Your explanation of a trade is very similar to mine. I look for a setup, place my entry with a OCO stop and profit limit. Unfortunately, my hand always likes to move the stop once its placed.

I think you understand the problem your working through, and the solution is simple enough in concept. It might help to understand this is a natural process your experiencing, meaning most traders go through this phase. Eventually (hopefully sooner rather than later) you will break free of the old habit and feel more comfortable with the new habit of sitting tight and being patient. Just remember what I said in the earlier post, you have to give a trade time and space (price freedom) to find a way to work itself out.

Also consider this: If for some reason I lose confidence in the new trade, my tendency is to find a good fill price at a small profit and close the position completely rather than (waste my time) moving the stop tighter. In my view of things, moving the stop prematurely to anything less than break-even is asking to take a loss.

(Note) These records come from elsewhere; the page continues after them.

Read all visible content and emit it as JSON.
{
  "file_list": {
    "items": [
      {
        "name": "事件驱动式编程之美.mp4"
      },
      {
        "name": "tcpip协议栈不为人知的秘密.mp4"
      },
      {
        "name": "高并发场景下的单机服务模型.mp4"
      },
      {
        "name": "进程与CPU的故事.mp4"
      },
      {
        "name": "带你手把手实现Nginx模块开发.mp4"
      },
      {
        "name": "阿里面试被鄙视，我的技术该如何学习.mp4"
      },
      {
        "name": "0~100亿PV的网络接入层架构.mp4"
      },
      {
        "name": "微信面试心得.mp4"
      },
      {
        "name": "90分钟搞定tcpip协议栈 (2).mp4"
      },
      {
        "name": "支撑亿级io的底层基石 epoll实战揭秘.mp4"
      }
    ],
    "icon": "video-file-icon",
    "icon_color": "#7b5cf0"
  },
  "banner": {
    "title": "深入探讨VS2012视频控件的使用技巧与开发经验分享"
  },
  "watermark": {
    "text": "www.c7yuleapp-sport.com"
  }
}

Edit: I had one more thought on this stop placement issue while we are on the subject. One problem we encounter with this high level of intra-day volatility is the ranges on these patterns can be very wide. One technique that helps manage this wide range problem is to use a faster chart. For example, I will use an 800 volume or 1000 volume chart for the NQ to manage stops. This allows me to get inside the larger pattern and achieve a better R:R ratio 3:1 or 4:1 without arbitrarily violating the integrity of price structure.
pt mini, Thanks for the explanation and suggestion. I am confident that I know what to do. I need to "Just Do It Every Time" and not just if I am on a winning streak.
quote:
Originally posted by Turk

pt mini, Thanks for the explanation and suggestion. I am confident that I know what to do. I need to "Just Do It Every Time" and not just if I am on a winning streak.



your welcome Turk.

It's a matter of developing more desirable habits and instincts that take the place of less helpful old habits. This development process takes time so be patient and believe you will get there. Stay focused on consistently doing the right thing at the right time.